I was really hoping you would define profit better; especially when it comes to interest. I would deduct the cost of hiring a manager in the open market. If my company makes $50k a year and to hiring a manager would cost me $50k a year, then I made no profit. My question then becomes: If you have an idea and no money how are you going to get the money you need? Take on debt? This is why I need to know if you consider interest profit.
Do you mean interest you pay, or interest you make?
My answer to your question is this: start small.
When I graduated college, and the position I got hired for which I had spent months applying for and dropped out of several other application processes for first said I was hired, and then had an unexpected funding cut and withdrew the job offer, I had nothing but an idea, my (personal) truck that I bought on Craigslist for $2000, and a tiny toolbox of basic screwdrivers and wrenches.
I put an add on craigslist that I could help someone out with small deliveries or getting rid of junk for $10 per hour plus $1 per mile. After a couple weeks I saved enough from those jobs to buy a dolly, and started charging $15 and then $20. After someone noticed the toolbox and asked if I could install the fridge I had just delivered, they then asked if I could do a number of other things around the house, I realized I had repair skills the average person doesn't, and I started explicitly listing "handyman" on my (still free on Craigslist) ads.
Over the next ten years I gradually expanded my toolkit - almost always buying a tool only if the specific job I needed it for would pay for it in full. I didn't even have a website until I had been doing it a couple years. I learned enough basic html to build and maintain it myself, and pay $25 per year for the server space. I still drive the same 30 year old truck. I have never paid for advertising. I am insured and a certified green business.
A friend of mine wanted to have a plant nursery, and started growing plants in her backyard. She sold them at the fleamarket until finding a independent retail location that was looking to expand into selling rare urban garden food crops. That same location hosted a little coffee pushcart for a couple that didn't have the capital for a retail location. I used to do bike repairs at the farmers market across the street from a guy who made vegan mexican food. For years he just went from market to market, until he finally bought a retail location, which has thrived at that spot ever since.

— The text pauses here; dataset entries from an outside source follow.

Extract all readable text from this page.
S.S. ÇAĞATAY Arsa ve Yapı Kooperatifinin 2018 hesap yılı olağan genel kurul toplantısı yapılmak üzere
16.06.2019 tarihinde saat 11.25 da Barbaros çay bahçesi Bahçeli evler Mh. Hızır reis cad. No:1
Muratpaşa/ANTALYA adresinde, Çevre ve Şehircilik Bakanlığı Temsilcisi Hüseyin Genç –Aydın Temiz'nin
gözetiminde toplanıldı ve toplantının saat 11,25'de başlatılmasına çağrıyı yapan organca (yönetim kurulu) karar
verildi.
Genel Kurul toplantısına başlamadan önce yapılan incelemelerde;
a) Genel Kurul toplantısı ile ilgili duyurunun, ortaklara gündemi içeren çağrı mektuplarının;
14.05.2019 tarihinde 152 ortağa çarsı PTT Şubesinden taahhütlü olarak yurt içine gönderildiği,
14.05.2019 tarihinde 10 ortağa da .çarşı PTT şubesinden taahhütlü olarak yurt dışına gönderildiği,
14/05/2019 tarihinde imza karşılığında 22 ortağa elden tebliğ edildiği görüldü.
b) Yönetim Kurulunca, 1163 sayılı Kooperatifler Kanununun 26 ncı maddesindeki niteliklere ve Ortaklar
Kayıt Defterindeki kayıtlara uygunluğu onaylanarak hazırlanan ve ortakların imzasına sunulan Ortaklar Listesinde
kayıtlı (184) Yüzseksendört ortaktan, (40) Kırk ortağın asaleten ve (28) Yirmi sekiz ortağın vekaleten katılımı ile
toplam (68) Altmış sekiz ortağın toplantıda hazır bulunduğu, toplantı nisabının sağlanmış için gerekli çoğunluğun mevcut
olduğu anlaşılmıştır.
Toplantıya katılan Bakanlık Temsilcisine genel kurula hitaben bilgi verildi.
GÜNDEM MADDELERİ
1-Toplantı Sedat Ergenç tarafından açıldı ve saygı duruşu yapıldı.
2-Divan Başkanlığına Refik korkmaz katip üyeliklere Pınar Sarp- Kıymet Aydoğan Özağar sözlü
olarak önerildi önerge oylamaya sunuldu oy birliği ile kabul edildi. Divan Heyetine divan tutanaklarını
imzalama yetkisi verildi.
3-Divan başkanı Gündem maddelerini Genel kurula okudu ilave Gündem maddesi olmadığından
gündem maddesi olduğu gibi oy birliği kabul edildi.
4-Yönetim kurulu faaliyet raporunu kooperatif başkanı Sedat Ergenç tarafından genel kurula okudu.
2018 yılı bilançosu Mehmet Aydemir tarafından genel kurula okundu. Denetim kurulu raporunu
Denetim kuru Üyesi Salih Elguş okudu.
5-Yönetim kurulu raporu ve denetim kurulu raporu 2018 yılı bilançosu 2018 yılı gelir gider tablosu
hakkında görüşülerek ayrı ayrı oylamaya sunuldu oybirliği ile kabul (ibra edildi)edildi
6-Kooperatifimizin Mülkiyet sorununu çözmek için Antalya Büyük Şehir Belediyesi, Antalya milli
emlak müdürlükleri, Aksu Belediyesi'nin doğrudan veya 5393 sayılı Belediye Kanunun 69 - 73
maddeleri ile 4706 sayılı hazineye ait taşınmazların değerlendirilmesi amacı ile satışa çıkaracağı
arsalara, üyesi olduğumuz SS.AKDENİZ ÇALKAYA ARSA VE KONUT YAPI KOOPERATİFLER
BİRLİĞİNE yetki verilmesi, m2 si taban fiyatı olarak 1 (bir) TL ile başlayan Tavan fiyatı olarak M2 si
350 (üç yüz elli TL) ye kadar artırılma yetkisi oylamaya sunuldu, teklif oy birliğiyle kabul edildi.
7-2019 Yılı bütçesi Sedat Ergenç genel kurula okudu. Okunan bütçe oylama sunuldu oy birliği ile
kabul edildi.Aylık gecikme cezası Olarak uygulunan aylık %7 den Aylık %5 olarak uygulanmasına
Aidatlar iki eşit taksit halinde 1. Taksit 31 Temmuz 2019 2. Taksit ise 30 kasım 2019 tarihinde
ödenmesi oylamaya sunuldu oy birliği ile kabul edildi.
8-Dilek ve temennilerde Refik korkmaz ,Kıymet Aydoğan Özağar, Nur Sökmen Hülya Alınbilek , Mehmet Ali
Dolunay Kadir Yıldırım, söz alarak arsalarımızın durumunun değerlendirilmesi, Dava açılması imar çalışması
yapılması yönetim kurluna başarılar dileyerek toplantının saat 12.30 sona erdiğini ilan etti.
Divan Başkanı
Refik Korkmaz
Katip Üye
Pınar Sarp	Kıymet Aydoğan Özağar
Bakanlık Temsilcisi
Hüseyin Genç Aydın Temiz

If your goal is to grow as fast as possible and capture significant market share and out-compete the biggest players in the field, then, yes, you need to take on debt and its accompanying risk.
However, if you simply want to be sustainable, and provide something of value to the community while providing income for yourself, more often than not large amounts of capital are not a prerequisite.
In the system I envision, one of the roles to government would be providing small subsidized start-up loans to low-risk business ventures, while, (just like in the early days when the concept was invented) corporate charters would be issued ONLY to those ventures which for some very specific reason could not realistically exist without a significant amount of capital (an aircraft manufacturer, for example). There would have to be a concrete and specific explanation of how the existence of this corporation would be to the benefit of society in general, and (like the original corporate charters), it would have a specific end date (just like term limits on politicians :))
Furthermore, businesses would be limited to a single location, unless they were in an industry which by default necessitated multiple locations (transportation, utilities, and communications are probably the only 3 that qualify).
This would of course mean growth would slow enormously as we would lose a lot of efficiency.
Thing is, we already have enough total wealth! We don't really need to grow anymore. For a developing nation growth is important, but we are far past that stage. Now our major issue is distribution, and this change would even out wealth without needing to do anything to tax structures or any other form of active redistribution.
Hell, it would even go a very long way to dealing with the inevitable robot take over of employment. (haha, remember that topic!?)